For The Economist, as for most other commentators, the dice have been cast. Four years after it won a landslide victory under the reformist banner held by Koizumi Jun’ichiro, the Liberal Democratic Party (LDP) is expected to lose the lower house elections set for 30 August. The predicted winner will be the Democratic Party of Japan (DPJ) (don’t be misled by the party names, they don’t mean much).
However, government change has been predicted before, or as The Economist writes: “The 54-year-old LDP’s obituary has been written many times, and the corpse has always revived.” Among those obituarists is also The Economist, who like me, have been wrong in the past. But this time, the evidence seems defeating. Recent opinion polls suggest that 46 percent of the respondents would vote for the DPJ compared to 19 percent for the LDP. A week ago, the DPJ won the elections to the Tokyo metropolitan assembly and pushed aside the LDP, which had been the biggest party there for 40 years.
Nevertheless, I remain skeptical about the prospect of government change. Let me give you four reasons for this.
1. Even though the local elections have been interpreted as a test run for the upcoming general elections, the results in Tokyo should not be projected directly to the national level. Local assemblies don’t have much power over policy in centralized Japan, which makes it easy for voters to cast a protest vote. Moreover, the social and economic situation of Tokyoites is different from that of Japanese citizens outside the metropolis.
2. The complicated electoral system, which includes proportional representation as well as single and multiple seat districts, make general predictions for lower house elections difficult.
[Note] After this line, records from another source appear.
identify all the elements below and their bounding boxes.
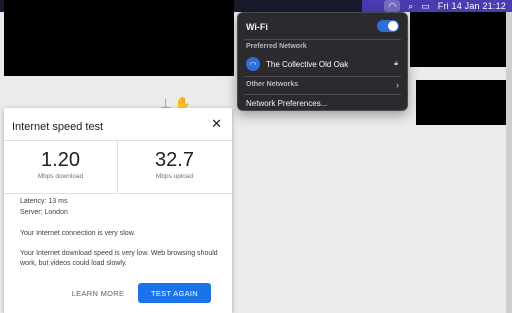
download-unit: Mbps download (37, 173, 84, 180)
black-window-block (4, 0, 234, 76)
upload-value: 32.7 (155, 149, 194, 171)
wifi-icon[interactable]: ◠ (384, 0, 401, 12)
card-title: Internet speed test (12, 121, 104, 133)
learn-more-button[interactable]: LEARN MORE (66, 284, 130, 302)
card-divider (4, 193, 232, 194)
wifi-signal-icon: ◠ (246, 57, 260, 71)
network-item[interactable]: ◠ The Collective Old Oak 🔒︎ (243, 56, 402, 72)
menu-divider (244, 39, 401, 40)
menu-divider (244, 94, 401, 95)
search-icon[interactable]: ⌕ (408, 0, 413, 12)
control-center-icon[interactable]: ▭ (421, 0, 430, 12)
black-window-block (416, 80, 506, 125)
download-value: 1.20 (41, 149, 80, 171)
upload-unit: Mbps upload (155, 173, 194, 180)
latency-text: Latency: 13 ms (20, 198, 68, 205)
lock-icon: 🔒︎ (394, 60, 398, 67)
speed-test-card: Internet speed test ✕ 1.20 Mbps download… (4, 108, 232, 313)
upload-metric: 32.7 Mbps upload (118, 149, 231, 180)
wifi-menu-title: Wi-Fi (246, 22, 268, 32)
details-text: Your Internet download speed is very low… (20, 250, 218, 267)
server-text: Server: London (20, 209, 68, 216)
scrollbar-track (506, 0, 512, 313)
wifi-menu: Wi-Fi Preferred Network ◠ The Collective… (237, 12, 408, 111)
black-window-block (410, 12, 506, 67)
network-name: The Collective Old Oak (266, 59, 349, 69)
menu-divider (244, 76, 401, 77)
menu-bar: ◠ ⌕ ▭ Fri 14 Jan 21:12 (362, 0, 512, 12)
card-divider (4, 140, 232, 141)
close-icon[interactable]: ✕ (211, 116, 222, 132)
preferred-network-label: Preferred Network (246, 43, 307, 50)
other-networks-label: Other Networks (246, 81, 299, 88)
wifi-toggle[interactable] (377, 20, 399, 32)
download-metric: 1.20 Mbps download (4, 149, 117, 180)
menu-bar-clock[interactable]: Fri 14 Jan 21:12 (438, 1, 506, 11)
chevron-right-icon: › (396, 80, 399, 90)
test-again-button[interactable]: TEST AGAIN (138, 283, 211, 303)
network-preferences-item[interactable]: Network Preferences... (246, 99, 327, 108)
status-text: Your Internet connection is very slow. (20, 230, 136, 237)
other-networks-item[interactable]: Other Networks › (246, 80, 399, 90)
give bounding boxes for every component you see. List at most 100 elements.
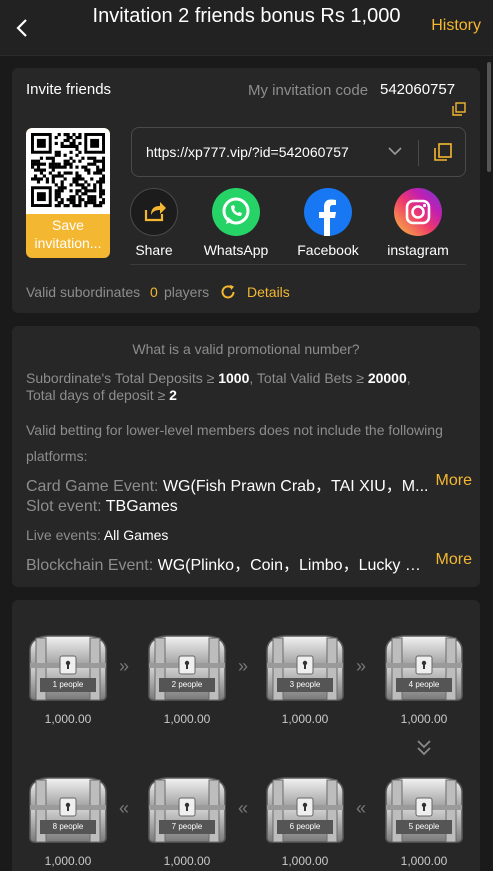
bets-rule-value: 20000 (367, 370, 407, 386)
qr-module (42, 174, 46, 178)
qr-module (81, 198, 85, 202)
reward-chest[interactable]: 7 people (145, 776, 229, 846)
qr-module (66, 144, 70, 148)
reward-chest-label: 5 people (408, 822, 440, 831)
reward-chest[interactable]: 2 people (145, 634, 229, 704)
qr-module (78, 177, 82, 181)
qr-module (69, 183, 73, 187)
qr-module (66, 162, 70, 166)
qr-module (69, 165, 73, 169)
qr-module (51, 168, 55, 172)
qr-module (39, 171, 44, 175)
facebook-button[interactable]: Facebook (290, 188, 366, 258)
qr-module (75, 135, 79, 140)
qr-module (72, 138, 76, 143)
qr-module (81, 192, 85, 196)
qr-module (66, 159, 70, 163)
qr-module (96, 171, 100, 175)
qr-module (54, 198, 58, 202)
card-game-more-link[interactable]: More (436, 472, 472, 490)
reward-amount: 1,000.00 (44, 712, 92, 726)
whatsapp-button[interactable]: WhatsApp (198, 188, 274, 258)
slot-event-label: Slot event: (26, 498, 106, 515)
reward-chest[interactable]: 1 people (26, 634, 110, 704)
facebook-label: Facebook (297, 242, 359, 258)
qr-module (66, 133, 70, 137)
valid-subordinates-unit: players (164, 284, 210, 300)
qr-module (87, 198, 91, 202)
deposit-days-value: 2 (169, 387, 177, 403)
qr-module (69, 198, 73, 202)
details-link[interactable]: Details (247, 284, 290, 300)
qr-module (63, 162, 67, 166)
qr-module (69, 150, 73, 154)
qr-module (102, 168, 105, 172)
blockchain-event-row: Blockchain Event: WG(Plinko，Coin，Limbo，L… (26, 551, 472, 575)
reward-chest[interactable]: 4 people (382, 634, 466, 704)
qr-module (57, 186, 61, 190)
blockchain-event-label: Blockchain Event: (26, 557, 158, 574)
chevron-down-icon[interactable] (386, 142, 404, 160)
chevron-left-icon[interactable] (10, 14, 34, 42)
qr-module (99, 186, 103, 190)
instagram-button[interactable]: instagram (380, 188, 456, 258)
double-chevron-left-icon: « (119, 798, 130, 818)
qr-module (54, 189, 58, 193)
refresh-icon[interactable] (219, 283, 237, 301)
qr-module (75, 174, 79, 178)
copy-code-icon[interactable] (452, 102, 466, 116)
qr-module (90, 201, 94, 205)
qr-module (54, 183, 58, 187)
reward-chest[interactable]: 8 people (26, 776, 110, 846)
qr-module (96, 165, 100, 169)
header-bar: Invitation 2 friends bonus Rs 1,000 Hist… (0, 0, 493, 56)
qr-module (54, 153, 58, 157)
blockchain-more-link[interactable]: More (436, 551, 472, 569)
qr-module (72, 195, 76, 199)
qr-module (33, 159, 38, 163)
exclusion-note: Valid betting for lower-level members do… (26, 422, 443, 438)
slot-event-value: TBGames (105, 498, 178, 515)
qr-module (72, 177, 76, 181)
qr-module (81, 156, 85, 160)
scrollbar[interactable] (487, 62, 491, 172)
qr-finder (36, 138, 46, 148)
qr-module (66, 171, 70, 175)
qr-module (78, 159, 82, 163)
qr-module (57, 133, 61, 137)
exclusion-note-platforms: platforms: (26, 448, 88, 464)
reward-chest[interactable]: 6 people (263, 776, 347, 846)
qr-module (57, 204, 61, 208)
invitation-link-field[interactable]: https://xp777.vip/?id=542060757 (131, 127, 466, 177)
qr-module (66, 138, 70, 143)
qr-module (78, 201, 82, 205)
qr-module (84, 186, 88, 190)
reward-amount: 1,000.00 (281, 712, 329, 726)
save-invitation-button[interactable]: Save invitation... (26, 128, 110, 258)
invite-title: Invite friends (26, 81, 112, 98)
qr-module (87, 171, 91, 175)
qr-module (78, 198, 82, 202)
qr-module (93, 183, 97, 187)
qr-module (54, 195, 58, 199)
double-chevron-left-icon: « (238, 798, 249, 818)
copy-link-icon[interactable] (433, 142, 453, 162)
share-button[interactable]: Share (116, 188, 192, 258)
qr-module (57, 171, 61, 175)
qr-module (54, 204, 58, 208)
qr-module (99, 171, 103, 175)
reward-chest-label: 6 people (289, 822, 321, 831)
qr-module (51, 159, 55, 163)
whatsapp-label: WhatsApp (203, 242, 269, 258)
deposit-days-rule: Total days of deposit ≥ 2 (26, 387, 177, 403)
reward-amount: 1,000.00 (400, 854, 448, 868)
live-event-row: Live events: All Games (26, 527, 472, 543)
reward-chest[interactable]: 5 people (382, 776, 466, 846)
qr-module (78, 195, 82, 199)
reward-chest[interactable]: 3 people (263, 634, 347, 704)
qr-module (87, 168, 91, 172)
history-link[interactable]: History (431, 17, 481, 35)
qr-module (69, 135, 73, 140)
qr-module (60, 186, 64, 190)
qr-module (69, 156, 73, 160)
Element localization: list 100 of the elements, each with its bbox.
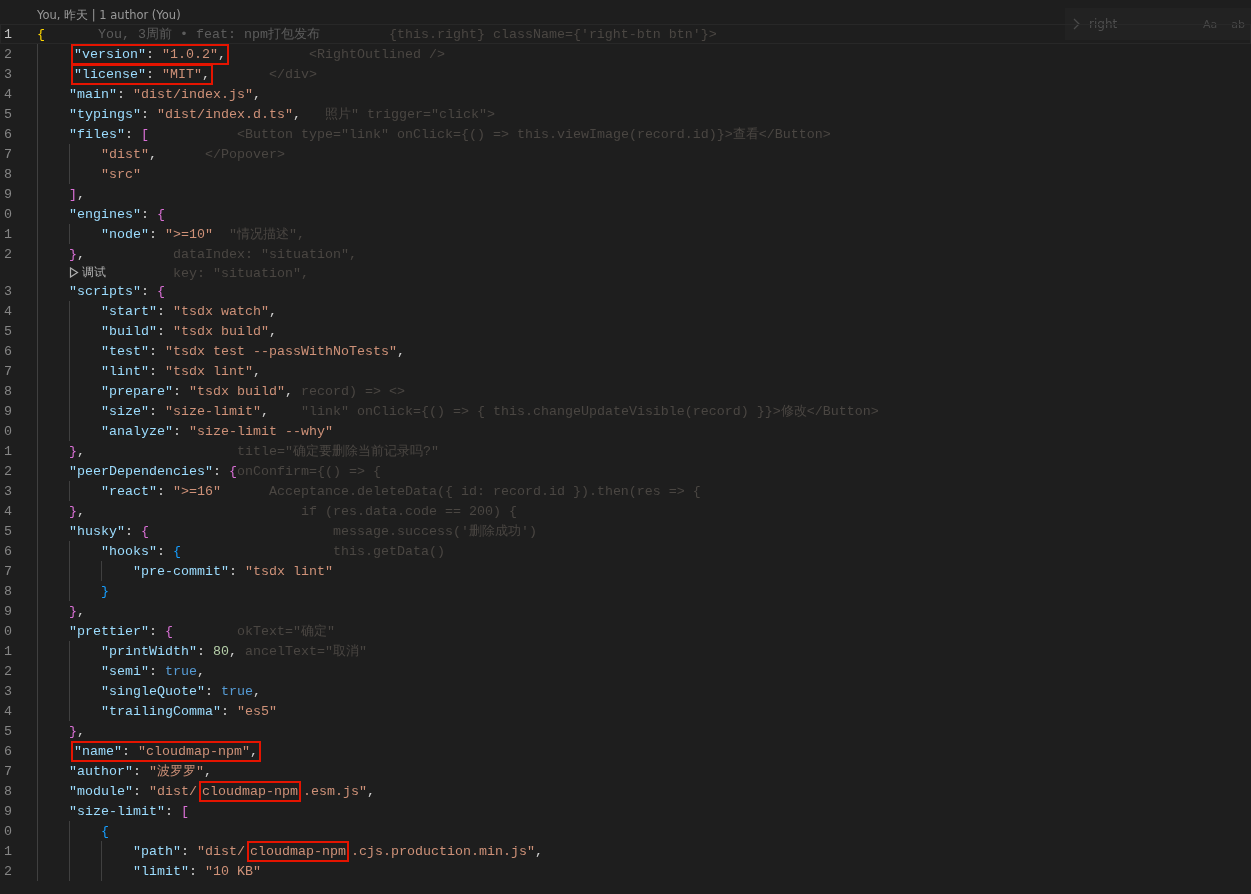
code-token: , [253,86,261,102]
code-token: , [77,186,85,202]
code-token: : [173,383,182,399]
line-number: 3 [3,66,12,82]
line-number: 6 [3,343,12,359]
chevron-icon [1073,18,1081,30]
code-token: , [253,683,261,699]
code-token: "cloudmap-npm" [138,743,250,759]
code-token: : [146,66,155,82]
code-token: "tsdx build" [173,323,269,339]
code-token: } [69,723,77,739]
line-number: 2 [3,46,12,62]
line-number: 8 [3,583,12,599]
code-token: : [197,643,206,659]
code-token: } [69,503,77,519]
code-token: , [269,303,277,319]
code-token: : [229,563,238,579]
code-token: , [534,843,543,859]
code-token: "tsdx build" [189,383,285,399]
line-number: 0 [3,623,12,639]
code-token: "license" [74,66,146,82]
line-number: 2 [3,246,12,262]
code-token: : [133,783,142,799]
line-number: 2 [3,463,12,479]
line-number: 2 [3,863,12,879]
code-token: "es5" [237,703,277,719]
code-token: : [149,403,158,419]
line-number: 8 [3,166,12,182]
code-token: : [149,363,158,379]
code-token: : [173,423,182,439]
code-token: , [253,363,261,379]
line-number: 1 [3,643,12,659]
code-token: , [77,503,85,519]
line-number: 5 [3,723,12,739]
code-token: "tsdx watch" [173,303,269,319]
code-token: "trailingComma" [101,703,221,719]
code-token: , [77,723,85,739]
code-token: { [228,463,237,479]
line-number: 5 [3,523,12,539]
code-token: , [229,643,237,659]
code-token: } [69,443,77,459]
line-number: 1 [3,443,12,459]
line-number: 9 [3,803,12,819]
line-number: 5 [3,323,12,339]
debug-codelens[interactable]: 调试 [69,265,106,280]
code-token: : [157,483,166,499]
line-number: 2 [3,663,12,679]
code-token: "dist/index.d.ts" [157,106,293,122]
code-token: : [149,226,158,242]
code-token: "pre-commit" [133,563,229,579]
code-token: "size-limit" [165,403,261,419]
line-number: 0 [3,823,12,839]
code-token: "semi" [101,663,149,679]
author-codelens[interactable]: You, 昨天 | 1 author (You) [37,8,181,23]
code-token: , [269,323,277,339]
code-token: , [77,443,85,459]
code-token: cloudmap-npm [202,783,298,799]
code-token: "size" [101,403,149,419]
code-token: "dist/ [149,783,197,799]
code-token: "src" [101,166,141,182]
code-token: "prettier" [69,623,149,639]
code-token: "scripts" [69,283,141,299]
code-token: "author" [69,763,133,779]
code-token: } [101,583,109,599]
code-token: cloudmap-npm [250,843,346,859]
line-number: 7 [3,363,12,379]
code-token: : [141,283,150,299]
code-token: , [261,403,269,419]
code-token: "MIT" [162,66,202,82]
code-token: } [69,603,77,619]
code-token: "1.0.2" [162,46,218,62]
code-token: , [284,383,293,399]
play-icon [69,267,79,278]
code-token: "start" [101,303,157,319]
code-token: "lint" [101,363,149,379]
code-token: : [146,46,155,62]
code-token: { [157,206,165,222]
line-number: 9 [3,403,12,419]
code-token: "10 KB" [205,863,261,879]
code-token: "test" [101,343,149,359]
code-token: "tsdx test --passWithNoTests" [165,343,397,359]
code-token: { [173,543,181,559]
code-token: "size-limit --why" [189,423,333,439]
code-token: { [101,823,109,839]
code-token: "build" [101,323,157,339]
code-token: , [292,106,301,122]
code-token: "prepare" [101,383,173,399]
code-token: : [125,126,134,142]
code-token: : [149,663,158,679]
line-number: 9 [3,186,12,202]
code-token: "analyze" [101,423,173,439]
code-token: "name" [74,743,122,759]
code-token: , [218,46,226,62]
line-number: 9 [3,603,12,619]
code-token: ] [69,186,77,202]
code-token: "module" [69,783,133,799]
code-token: , [250,743,258,759]
code-token: [ [141,126,149,142]
line-number: 7 [3,146,12,162]
code-token: : [221,703,230,719]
3. The LDP (and also the DPJ for that matter) is a party not so much designed around a certain ideology. Rather, LDP members hold together for the single purpose of staying in power. They have managed to do so for more than 50 years and we should not underestimate the power of the incumbent.
4. Finally there is the electorate, which makes me skeptical about government change. The Economist, somewhat against their own argument, points out that Japanese citizens are skeptical or even anxious about the notion that the inexperienced DPJ may govern their country. This for me is enough to consider the possibility that in the end many voters prefer the status quo, or, as the column Banyan would say, the past, as bad as this may be.
The outcome for the 30 August elections is open. Chances are good that this openness on the one hand and the prospect for political change on the other will pull Japanese citizens to the polls in great numbers.